What do buying or loaning clubs do when they see a Premier League side desperate to cut their squad numbers? They wait.
There's a certain irony to that Premier League club being Tottenham Hotspur as well because it is a tactic the north London side's chairman Daniel Levy is well known for, sitting it out until the later stages of a transfer window for certain targets, either knowing that the player only wants to join them and nobody else or that the selling club will become nervous and drop the price.
It's a strategy that comes with risks, most notably when Spurs messed up their move to sign Jack Grealish from Aston Villa for Mauricio Pochettino in 2018, the Midlands side suddenly getting a fresh injection of investment and no longer needing to sell the midfielder who has now won it all with Manchester City after his £100m move to join Pep Guardiola's side.

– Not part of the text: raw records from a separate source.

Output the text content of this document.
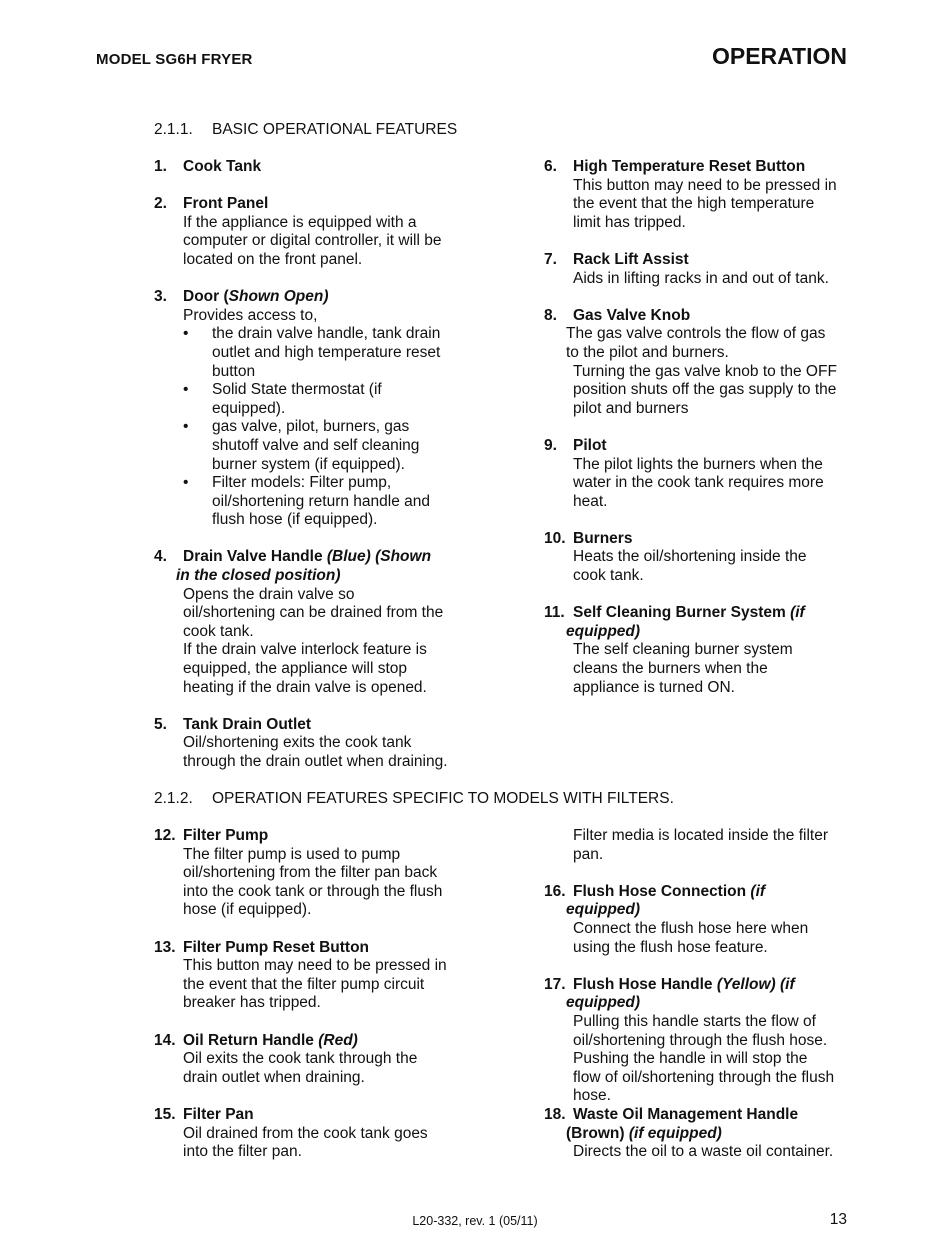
MODEL SG6H FRYER	OPERATION
2.1.1. BASIC OPERATIONAL FEATURES
1. Cook Tank
2. Front Panel
If the appliance is equipped with a
computer or digital controller, it will be
located on the front panel.
3. Door (Shown Open)
Provides access to,
• the drain valve handle, tank drain
outlet and high temperature reset
button
• Solid State thermostat (if
equipped).
• gas valve, pilot, burners, gas
shutoff valve and self cleaning
burner system (if equipped).
• Filter models: Filter pump,
oil/shortening return handle and
flush hose (if equipped).
4. Drain Valve Handle (Blue) (Shown
in the closed position)
Opens the drain valve so
oil/shortening can be drained from the
cook tank.
If the drain valve interlock feature is
equipped, the appliance will stop
heating if the drain valve is opened.
5. Tank Drain Outlet
Oil/shortening exits the cook tank
through the drain outlet when draining.
6. High Temperature Reset Button
This button may need to be pressed in
the event that the high temperature
limit has tripped.
7. Rack Lift Assist
Aids in lifting racks in and out of tank.
8. Gas Valve Knob
The gas valve controls the flow of gas
to the pilot and burners.
Turning the gas valve knob to the OFF
position shuts off the gas supply to the
pilot and burners
9. Pilot
The pilot lights the burners when the
water in the cook tank requires more
heat.
10. Burners
Heats the oil/shortening inside the
cook tank.
11. Self Cleaning Burner System (if
equipped)
The self cleaning burner system
cleans the burners when the
appliance is turned ON.
2.1.2. OPERATION FEATURES SPECIFIC TO MODELS WITH FILTERS.
12. Filter Pump
The filter pump is used to pump
oil/shortening from the filter pan back
into the cook tank or through the flush
hose (if equipped).
13. Filter Pump Reset Button
This button may need to be pressed in
the event that the filter pump circuit
breaker has tripped.
14. Oil Return Handle (Red)
Oil exits the cook tank through the
drain outlet when draining.
15. Filter Pan
Oil drained from the cook tank goes
into the filter pan.
Filter media is located inside the filter
pan.
16. Flush Hose Connection (if
equipped)
Connect the flush hose here when
using the flush hose feature.
17. Flush Hose Handle (Yellow) (if
equipped)
Pulling this handle starts the flow of
oil/shortening through the flush hose.
Pushing the handle in will stop the
flow of oil/shortening through the flush
hose.
18. Waste Oil Management Handle
(Brown) (if equipped)
Directs the oil to a waste oil container.
L20-332, rev. 1 (05/11)	13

It is something Tottenham have moved away from in recent years with more bigger moves done earlier in the summer windows. However, they are now being looked as a club to use their own old tactic upon.
Clubs are eying up Spurs right now and seeing the same old problems and the same players sat there unlikely to play under yet another manager. Clubs on the continent are circling various squad members but they are waiting to pounce at the point when they can get the best possible deal.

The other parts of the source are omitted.